Quanto alla religiosità, abbiamo anche deciso di non usare abiti religiosi per i personaggi, per poter favorire l'identificazione da parte del pubblico.
Una domanda anche sulla musica del film, che è a tratti un semplice contrappunto, mentre a volte diventa molto più assonante. Che lavoro è stato fatto?
Saverio Costanzo: Mi è capitato di passare del tempo in comunità religiose in cui si mangia accompagnati dalla musica, per esempio alcuni conventi di Gesuiti usano polke o valzer. Prima delle riprese abbiamo fatto con gli attori un periodo di meditazione per prepararci e abbiamo usato lo stesso sistema, quindi la musica era diventata una abitudine.
In un film in cui tutto è eccessivo, l'uso della musica in contrasto serve per raccontare le contraddizioni di un ambiente.

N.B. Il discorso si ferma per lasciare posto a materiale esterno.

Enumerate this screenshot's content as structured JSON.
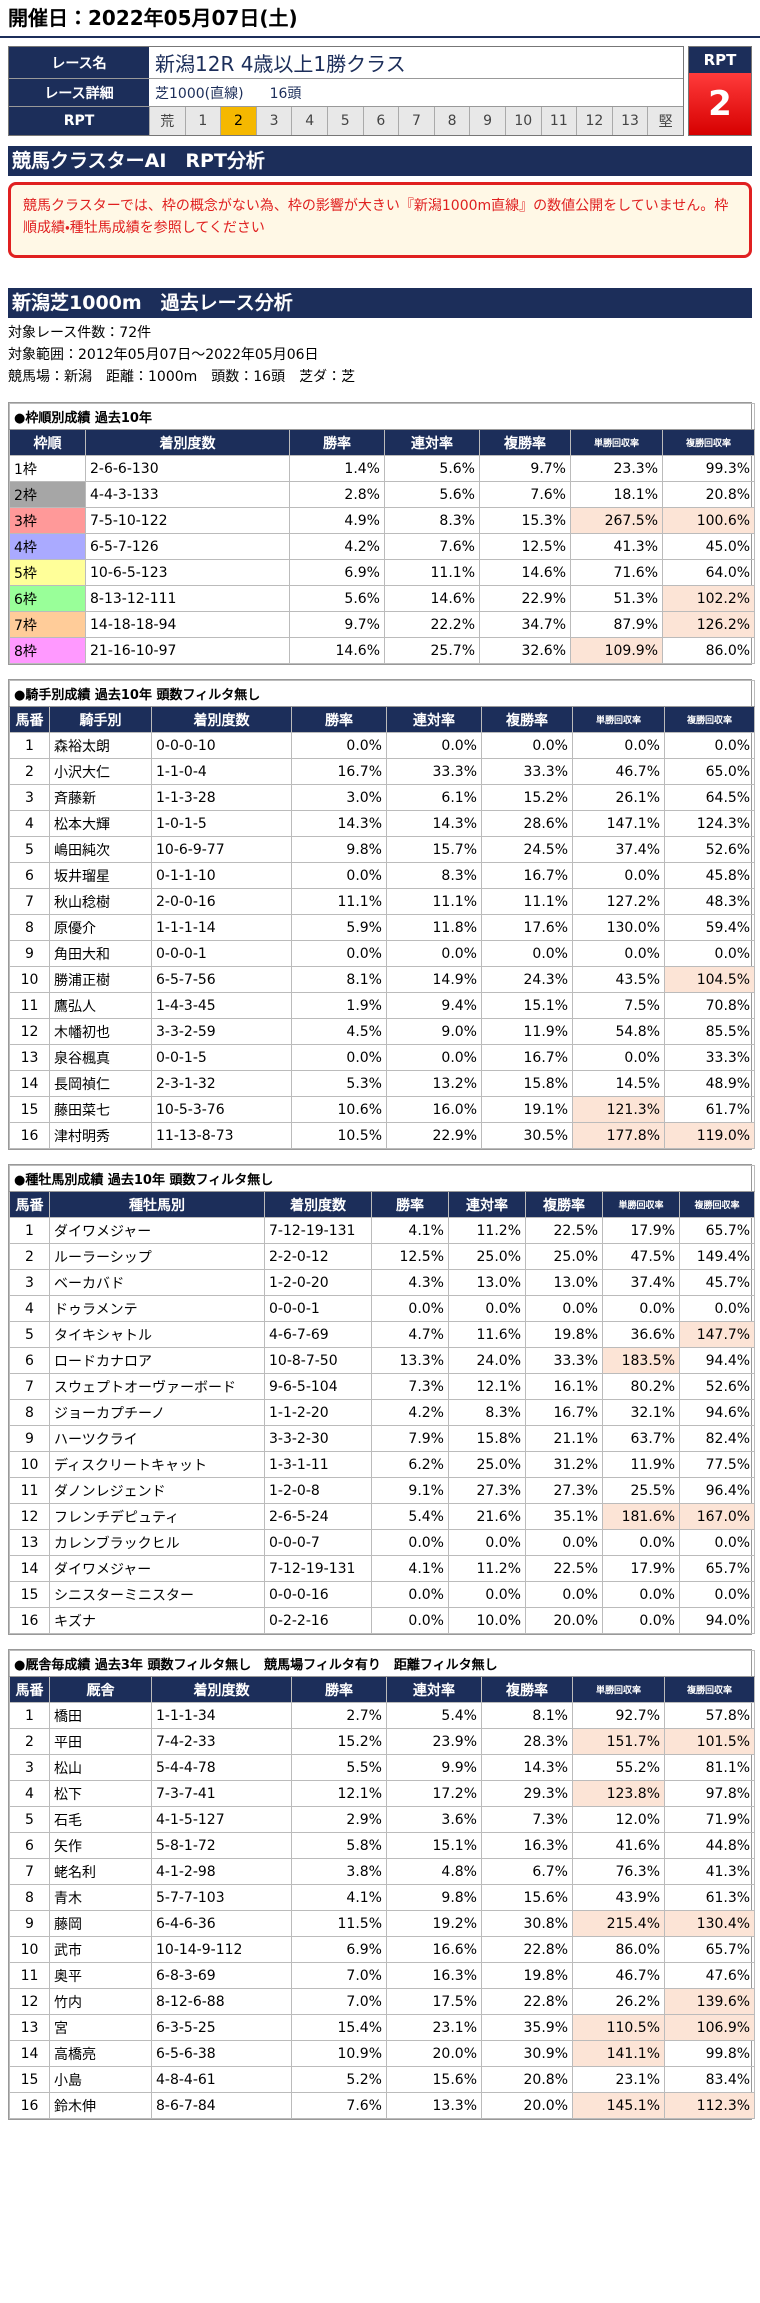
{
  "header": {
    "date": "開催日：2022年05月07日(土)"
  },
  "race": {
    "label_name": "レース名",
    "label_detail": "レース詳細",
    "label_rpt": "RPT",
    "name": "新潟12R 4歳以上1勝クラス",
    "detail": "芝1000(直線)",
    "runners": "16頭",
    "rpt_scale": [
      "荒",
      1,
      2,
      3,
      4,
      5,
      6,
      7,
      8,
      9,
      10,
      11,
      12,
      13,
      "堅"
    ],
    "rpt_box_label": "RPT",
    "rpt_value": 2
  },
  "ai_section": {
    "title": "競馬クラスターAI　RPT分析",
    "notice": "競馬クラスターでは、枠の概念がない為、枠の影響が大きい『新潟1000m直線』の数値公開をしていません。枠順成績・種牡馬成績を参照してください"
  },
  "analysis": {
    "title": "新潟芝1000m　過去レース分析",
    "info": [
      "対象レース件数：72件",
      "対象範囲：2012年05月07日～2022年05月06日",
      "競馬場：新潟　距離：1000m　頭数：16頭　芝ダ：芝"
    ]
  },
  "tables": [
    {
      "title": "●枠順別成績 過去10年",
      "headers": [
        "枠順",
        "着別度数",
        "勝率",
        "連対率",
        "複勝率",
        "単勝回収率",
        "複勝回収率"
      ],
      "frame_colors": [
        "#ffffff",
        "#a6a6a6",
        "#ff9999",
        "#aaaaff",
        "#ffff99",
        "#99ff99",
        "#ffcc99",
        "#ff99ff"
      ],
      "rows": [
        [
          "1枠",
          "2-6-6-130",
          "1.4%",
          "5.6%",
          "9.7%",
          "23.3%",
          "99.3%"
        ],
        [
          "2枠",
          "4-4-3-133",
          "2.8%",
          "5.6%",
          "7.6%",
          "18.1%",
          "20.8%"
        ],
        [
          "3枠",
          "7-5-10-122",
          "4.9%",
          "8.3%",
          "15.3%",
          "267.5%",
          "100.6%"
        ],
        [
          "4枠",
          "6-5-7-126",
          "4.2%",
          "7.6%",
          "12.5%",
          "41.3%",
          "45.0%"
        ],
        [
          "5枠",
          "10-6-5-123",
          "6.9%",
          "11.1%",
          "14.6%",
          "71.6%",
          "64.0%"
        ],
        [
          "6枠",
          "8-13-12-111",
          "5.6%",
          "14.6%",
          "22.9%",
          "51.3%",
          "102.2%"
        ],
        [
          "7枠",
          "14-18-18-94",
          "9.7%",
          "22.2%",
          "34.7%",
          "87.9%",
          "126.2%"
        ],
        [
          "8枠",
          "21-16-10-97",
          "14.6%",
          "25.7%",
          "32.6%",
          "109.9%",
          "86.0%"
        ]
      ],
      "highlight": [
        [
          2,
          5
        ],
        [
          2,
          6
        ],
        [
          5,
          6
        ],
        [
          6,
          6
        ],
        [
          7,
          5
        ]
      ]
    },
    {
      "title": "●騎手別成績 過去10年 頭数フィルタ無し",
      "headers": [
        "馬番",
        "騎手別",
        "着別度数",
        "勝率",
        "連対率",
        "複勝率",
        "単勝回収率",
        "複勝回収率"
      ],
      "rows": [
        [
          1,
          "森裕太朗",
          "0-0-0-10",
          "0.0%",
          "0.0%",
          "0.0%",
          "0.0%",
          "0.0%"
        ],
        [
          2,
          "小沢大仁",
          "1-1-0-4",
          "16.7%",
          "33.3%",
          "33.3%",
          "46.7%",
          "65.0%"
        ],
        [
          3,
          "斉藤新",
          "1-1-3-28",
          "3.0%",
          "6.1%",
          "15.2%",
          "26.1%",
          "64.5%"
        ],
        [
          4,
          "松本大輝",
          "1-0-1-5",
          "14.3%",
          "14.3%",
          "28.6%",
          "147.1%",
          "124.3%"
        ],
        [
          5,
          "嶋田純次",
          "10-6-9-77",
          "9.8%",
          "15.7%",
          "24.5%",
          "37.4%",
          "52.6%"
        ],
        [
          6,
          "坂井瑠星",
          "0-1-1-10",
          "0.0%",
          "8.3%",
          "16.7%",
          "0.0%",
          "45.8%"
        ],
        [
          7,
          "秋山稔樹",
          "2-0-0-16",
          "11.1%",
          "11.1%",
          "11.1%",
          "127.2%",
          "48.3%"
        ],
        [
          8,
          "原優介",
          "1-1-1-14",
          "5.9%",
          "11.8%",
          "17.6%",
          "130.0%",
          "59.4%"
        ],
        [
          9,
          "角田大和",
          "0-0-0-1",
          "0.0%",
          "0.0%",
          "0.0%",
          "0.0%",
          "0.0%"
        ],
        [
          10,
          "勝浦正樹",
          "6-5-7-56",
          "8.1%",
          "14.9%",
          "24.3%",
          "43.5%",
          "104.5%"
        ],
        [
          11,
          "鷹弘人",
          "1-4-3-45",
          "1.9%",
          "9.4%",
          "15.1%",
          "7.5%",
          "70.8%"
        ],
        [
          12,
          "木幡初也",
          "3-3-2-59",
          "4.5%",
          "9.0%",
          "11.9%",
          "54.8%",
          "85.5%"
        ],
        [
          13,
          "泉谷楓真",
          "0-0-1-5",
          "0.0%",
          "0.0%",
          "16.7%",
          "0.0%",
          "33.3%"
        ],
        [
          14,
          "長岡禎仁",
          "2-3-1-32",
          "5.3%",
          "13.2%",
          "15.8%",
          "14.5%",
          "48.9%"
        ],
        [
          15,
          "藤田菜七",
          "10-5-3-76",
          "10.6%",
          "16.0%",
          "19.1%",
          "121.3%",
          "61.7%"
        ],
        [
          16,
          "津村明秀",
          "11-13-8-73",
          "10.5%",
          "22.9%",
          "30.5%",
          "177.8%",
          "119.0%"
        ]
      ],
      "highlight": [
        [
          9,
          7
        ],
        [
          14,
          6
        ],
        [
          15,
          6
        ],
        [
          15,
          7
        ]
      ]
    },
    {
      "title": "●種牡馬別成績 過去10年 頭数フィルタ無し",
      "headers": [
        "馬番",
        "種牡馬別",
        "着別度数",
        "勝率",
        "連対率",
        "複勝率",
        "単勝回収率",
        "複勝回収率"
      ],
      "rows": [
        [
          1,
          "ダイワメジャー",
          "7-12-19-131",
          "4.1%",
          "11.2%",
          "22.5%",
          "17.9%",
          "65.7%"
        ],
        [
          2,
          "ルーラーシップ",
          "2-2-0-12",
          "12.5%",
          "25.0%",
          "25.0%",
          "47.5%",
          "149.4%"
        ],
        [
          3,
          "ベーカバド",
          "1-2-0-20",
          "4.3%",
          "13.0%",
          "13.0%",
          "37.4%",
          "45.7%"
        ],
        [
          4,
          "ドゥラメンテ",
          "0-0-0-1",
          "0.0%",
          "0.0%",
          "0.0%",
          "0.0%",
          "0.0%"
        ],
        [
          5,
          "タイキシャトル",
          "4-6-7-69",
          "4.7%",
          "11.6%",
          "19.8%",
          "36.6%",
          "147.7%"
        ],
        [
          6,
          "ロードカナロア",
          "10-8-7-50",
          "13.3%",
          "24.0%",
          "33.3%",
          "183.5%",
          "94.4%"
        ],
        [
          7,
          "スウェプトオーヴァーボード",
          "9-6-5-104",
          "7.3%",
          "12.1%",
          "16.1%",
          "80.2%",
          "52.6%"
        ],
        [
          8,
          "ジョーカプチーノ",
          "1-1-2-20",
          "4.2%",
          "8.3%",
          "16.7%",
          "32.1%",
          "94.6%"
        ],
        [
          9,
          "ハーツクライ",
          "3-3-2-30",
          "7.9%",
          "15.8%",
          "21.1%",
          "63.7%",
          "82.4%"
        ],
        [
          10,
          "ディスクリートキャット",
          "1-3-1-11",
          "6.2%",
          "25.0%",
          "31.2%",
          "11.9%",
          "77.5%"
        ],
        [
          11,
          "ダノンレジェンド",
          "1-2-0-8",
          "9.1%",
          "27.3%",
          "27.3%",
          "25.5%",
          "96.4%"
        ],
        [
          12,
          "フレンチデピュティ",
          "2-6-5-24",
          "5.4%",
          "21.6%",
          "35.1%",
          "181.6%",
          "167.0%"
        ],
        [
          13,
          "カレンブラックヒル",
          "0-0-0-7",
          "0.0%",
          "0.0%",
          "0.0%",
          "0.0%",
          "0.0%"
        ],
        [
          14,
          "ダイワメジャー",
          "7-12-19-131",
          "4.1%",
          "11.2%",
          "22.5%",
          "17.9%",
          "65.7%"
        ],
        [
          15,
          "シニスターミニスター",
          "0-0-0-16",
          "0.0%",
          "0.0%",
          "0.0%",
          "0.0%",
          "0.0%"
        ],
        [
          16,
          "キズナ",
          "0-2-2-16",
          "0.0%",
          "10.0%",
          "20.0%",
          "0.0%",
          "94.0%"
        ]
      ],
      "highlight": [
        [
          4,
          7
        ],
        [
          5,
          6
        ],
        [
          11,
          6
        ],
        [
          11,
          7
        ]
      ]
    },
    {
      "title": "●厩舎毎成績 過去3年 頭数フィルタ無し　競馬場フィルタ有り　距離フィルタ無し",
      "headers": [
        "馬番",
        "厩舎",
        "着別度数",
        "勝率",
        "連対率",
        "複勝率",
        "単勝回収率",
        "複勝回収率"
      ],
      "rows": [
        [
          1,
          "橋田",
          "1-1-1-34",
          "2.7%",
          "5.4%",
          "8.1%",
          "92.7%",
          "57.8%"
        ],
        [
          2,
          "平田",
          "7-4-2-33",
          "15.2%",
          "23.9%",
          "28.3%",
          "151.7%",
          "101.5%"
        ],
        [
          3,
          "松山",
          "5-4-4-78",
          "5.5%",
          "9.9%",
          "14.3%",
          "55.2%",
          "81.1%"
        ],
        [
          4,
          "松下",
          "7-3-7-41",
          "12.1%",
          "17.2%",
          "29.3%",
          "123.8%",
          "97.8%"
        ],
        [
          5,
          "石毛",
          "4-1-5-127",
          "2.9%",
          "3.6%",
          "7.3%",
          "12.0%",
          "71.9%"
        ],
        [
          6,
          "矢作",
          "5-8-1-72",
          "5.8%",
          "15.1%",
          "16.3%",
          "41.6%",
          "44.8%"
        ],
        [
          7,
          "蛯名利",
          "4-1-2-98",
          "3.8%",
          "4.8%",
          "6.7%",
          "76.3%",
          "41.3%"
        ],
        [
          8,
          "青木",
          "5-7-7-103",
          "4.1%",
          "9.8%",
          "15.6%",
          "43.9%",
          "61.3%"
        ],
        [
          9,
          "藤岡",
          "6-4-6-36",
          "11.5%",
          "19.2%",
          "30.8%",
          "215.4%",
          "130.4%"
        ],
        [
          10,
          "武市",
          "10-14-9-112",
          "6.9%",
          "16.6%",
          "22.8%",
          "86.0%",
          "65.7%"
        ],
        [
          11,
          "奥平",
          "6-8-3-69",
          "7.0%",
          "16.3%",
          "19.8%",
          "46.7%",
          "47.6%"
        ],
        [
          12,
          "竹内",
          "8-12-6-88",
          "7.0%",
          "17.5%",
          "22.8%",
          "26.2%",
          "139.6%"
        ],
        [
          13,
          "宮",
          "6-3-5-25",
          "15.4%",
          "23.1%",
          "35.9%",
          "110.5%",
          "106.9%"
        ],
        [
          14,
          "高橋亮",
          "6-5-6-38",
          "10.9%",
          "20.0%",
          "30.9%",
          "141.1%",
          "99.8%"
        ],
        [
          15,
          "小島",
          "4-8-4-61",
          "5.2%",
          "15.6%",
          "20.8%",
          "23.1%",
          "83.4%"
        ],
        [
          16,
          "鈴木伸",
          "8-6-7-84",
          "7.6%",
          "13.3%",
          "20.0%",
          "145.1%",
          "112.3%"
        ]
      ],
      "highlight": [
        [
          1,
          6
        ],
        [
          1,
          7
        ],
        [
          3,
          6
        ],
        [
          8,
          6
        ],
        [
          8,
          7
        ],
        [
          11,
          7
        ],
        [
          12,
          6
        ],
        [
          12,
          7
        ],
        [
          13,
          6
        ],
        [
          15,
          6
        ],
        [
          15,
          7
        ]
      ]
    }
  ]
}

Il valzer è stato usato perchè mi è capitato di sentirlo in alcune comunità, quindi si trattava di un aspetto reale, ma anche perchè in contrasto con l'atmosfera della scena.

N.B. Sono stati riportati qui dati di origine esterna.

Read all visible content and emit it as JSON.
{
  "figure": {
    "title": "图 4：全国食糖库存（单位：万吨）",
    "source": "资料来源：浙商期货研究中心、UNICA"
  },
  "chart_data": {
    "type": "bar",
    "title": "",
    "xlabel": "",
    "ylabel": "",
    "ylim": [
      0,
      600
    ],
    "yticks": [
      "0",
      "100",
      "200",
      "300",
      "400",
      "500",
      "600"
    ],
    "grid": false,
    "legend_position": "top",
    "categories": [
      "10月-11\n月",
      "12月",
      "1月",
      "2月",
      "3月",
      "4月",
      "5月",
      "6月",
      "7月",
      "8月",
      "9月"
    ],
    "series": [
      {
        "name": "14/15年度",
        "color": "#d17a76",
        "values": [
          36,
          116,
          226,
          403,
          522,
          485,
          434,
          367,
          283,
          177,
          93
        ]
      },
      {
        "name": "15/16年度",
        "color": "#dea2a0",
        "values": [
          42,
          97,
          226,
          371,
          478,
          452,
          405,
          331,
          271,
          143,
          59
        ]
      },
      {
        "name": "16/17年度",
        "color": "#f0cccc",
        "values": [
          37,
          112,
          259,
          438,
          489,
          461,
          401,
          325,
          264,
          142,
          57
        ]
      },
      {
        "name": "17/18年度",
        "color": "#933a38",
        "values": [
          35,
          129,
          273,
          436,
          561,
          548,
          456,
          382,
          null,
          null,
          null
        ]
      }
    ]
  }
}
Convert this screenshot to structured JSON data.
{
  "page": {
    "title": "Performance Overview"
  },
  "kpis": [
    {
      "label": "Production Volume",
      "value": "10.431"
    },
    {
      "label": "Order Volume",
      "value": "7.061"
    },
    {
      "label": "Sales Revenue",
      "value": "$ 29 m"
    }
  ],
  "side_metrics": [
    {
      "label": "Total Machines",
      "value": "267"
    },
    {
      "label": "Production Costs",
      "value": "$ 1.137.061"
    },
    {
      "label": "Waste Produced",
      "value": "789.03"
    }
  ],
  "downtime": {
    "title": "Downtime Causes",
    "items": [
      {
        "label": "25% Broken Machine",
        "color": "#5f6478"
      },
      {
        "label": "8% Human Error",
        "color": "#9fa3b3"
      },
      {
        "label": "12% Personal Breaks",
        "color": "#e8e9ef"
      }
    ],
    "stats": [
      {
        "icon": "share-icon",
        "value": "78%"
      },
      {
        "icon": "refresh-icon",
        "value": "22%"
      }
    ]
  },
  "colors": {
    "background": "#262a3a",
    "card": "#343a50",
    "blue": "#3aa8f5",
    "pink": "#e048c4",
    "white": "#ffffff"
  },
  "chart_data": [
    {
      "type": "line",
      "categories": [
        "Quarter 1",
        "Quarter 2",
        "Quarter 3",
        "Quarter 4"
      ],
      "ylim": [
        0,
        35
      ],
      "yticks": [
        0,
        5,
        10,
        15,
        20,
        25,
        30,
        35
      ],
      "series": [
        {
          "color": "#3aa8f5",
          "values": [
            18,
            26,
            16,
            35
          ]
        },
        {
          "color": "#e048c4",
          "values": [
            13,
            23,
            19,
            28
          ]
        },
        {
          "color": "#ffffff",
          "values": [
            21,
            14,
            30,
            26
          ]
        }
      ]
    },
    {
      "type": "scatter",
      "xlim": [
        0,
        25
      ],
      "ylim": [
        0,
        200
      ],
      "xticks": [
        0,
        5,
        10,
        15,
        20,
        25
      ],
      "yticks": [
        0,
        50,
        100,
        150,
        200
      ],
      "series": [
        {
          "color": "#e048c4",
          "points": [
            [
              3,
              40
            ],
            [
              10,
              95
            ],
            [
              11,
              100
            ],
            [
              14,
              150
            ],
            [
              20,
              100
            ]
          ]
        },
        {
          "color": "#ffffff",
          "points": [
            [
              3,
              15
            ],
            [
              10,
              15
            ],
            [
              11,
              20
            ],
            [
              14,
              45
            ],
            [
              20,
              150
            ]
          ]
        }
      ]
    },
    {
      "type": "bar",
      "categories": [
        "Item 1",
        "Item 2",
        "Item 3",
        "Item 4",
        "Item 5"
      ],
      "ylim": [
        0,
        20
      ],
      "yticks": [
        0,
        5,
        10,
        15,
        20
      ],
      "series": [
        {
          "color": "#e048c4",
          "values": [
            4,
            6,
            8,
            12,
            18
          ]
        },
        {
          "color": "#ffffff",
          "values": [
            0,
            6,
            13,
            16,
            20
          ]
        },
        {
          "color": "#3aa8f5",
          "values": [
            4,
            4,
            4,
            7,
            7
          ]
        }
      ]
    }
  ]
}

In altri momenti, invece, la musica serve ad accompagnare ed è quando il film si prende più sul serio.
Come mai ha scelto Andrè Hennicke per il ruolo del Padre Superiore?

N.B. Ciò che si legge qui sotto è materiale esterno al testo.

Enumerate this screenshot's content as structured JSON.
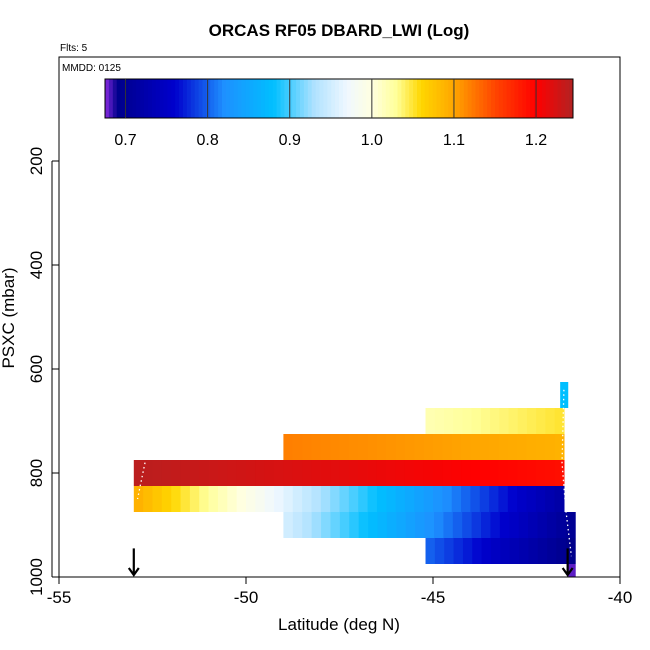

Saverio Costanzo: Volevamo un attore del nord Europa ed Hennicke è un genio ed è il contrario esatto del suo personaggio. Inoltre ha interpretato il ruolo senza conoscere l'italiano in modo esemplare.
La scelta è stata complessa, eravamo già a Venezia a girare e ci eravamo ormai convinti a prendere un italiano, contraddicendo la nostra idea iniziale, quando è venuto fuori il nome di Hennicke e mi hanno convinto a provarlo. Lui è venuto a Venezia, ci siamo incontrati e siamo stati subito colpiti.
Andrè ha un corpo che è puro cinema, un volto incredibile.
Il bacio finale è da intendersi come bacio omosessuale o come il bacio di Giuda?
Saverio Costanzo: Il bacio è un invito all'amore, l'amore che dovrebbe guidare tutte le grandi decisioni, quindi l'opposto del bacio di Giuda. Sul bacio si potrebbe discutere a lungo, e preferisco che ognuno abbia la sua interpretazione, ma la mia è opposta al tradimento.
Per quanto riguarda il casting, ha scelto attori non italiani perchè voleva quei particolari attori o per poter avere una visione dall'esterno di un ambiente tipicamente italiano?
Saverio Costanzo: Volevamo ricreare un ambiente attinente alla realtà, un ambiente internazionale come sono i seminari.
In particolare Christo è stato scelto perchè volevamo un attore dell'est per quel ruolo, con la capacità di lavorare molto con gli occhi.
Come mai un film cattolico realizzato da un regista di sinistra?
Saverio Costanzo: Che vuol dire esattamente regista di sinistra? Il film è inserito in un contesto profondamente cattolico, ma se qualcuno ha visto un'apologia delle istituzioni, sbaglia perchè in realtà si tratta del contrario.
Noi cerchiamo di porre delle domande e non avrebbe avuto senso se il discorso fosse affrontato dall'esterno delle istituzioni stesse.
Christo Jivkov: Il film parla di molte cose, ma non c'è sinistra, non c'è destra, nè cattolico od ortodosso. E' un film che o ti tocca o non ti tocca, e se non lo fa dipende da una chiusura da parte dello spettatore.
Si aspetta una polemica da parte del Vaticano per la scena del bacio, considerando anche il momento e l'accento di Hennicke che ha un che di Ratzingeriano? Qualcuno in Italia ha già visto il film?
Saverio Costanzo: Abbiamo finito il film martedì, quindi ancora non è stato visto. Per quanto riguarda le polemiche, è da vedere: a volte cascano nelle reti, ma mi aspetto che le parole del Padre Superiore dette in quella stanza diano la giusta prospettiva alla scena.
Se poi creerà disagio, ne siamo contenti.
Nei titoli c'è un ringraziamento a Marco Bellocchio, è stato importante per lei?
Saverio Costanzo: Per Bellocchio ho un debito da cineasta. Ci ha seguiti molto durante la lavorazione, ci ha fatto tagliare, tagliare... insomma ci ha accompagnati. E' un maestro e ringraziarlo era il minimo che potessimo fare.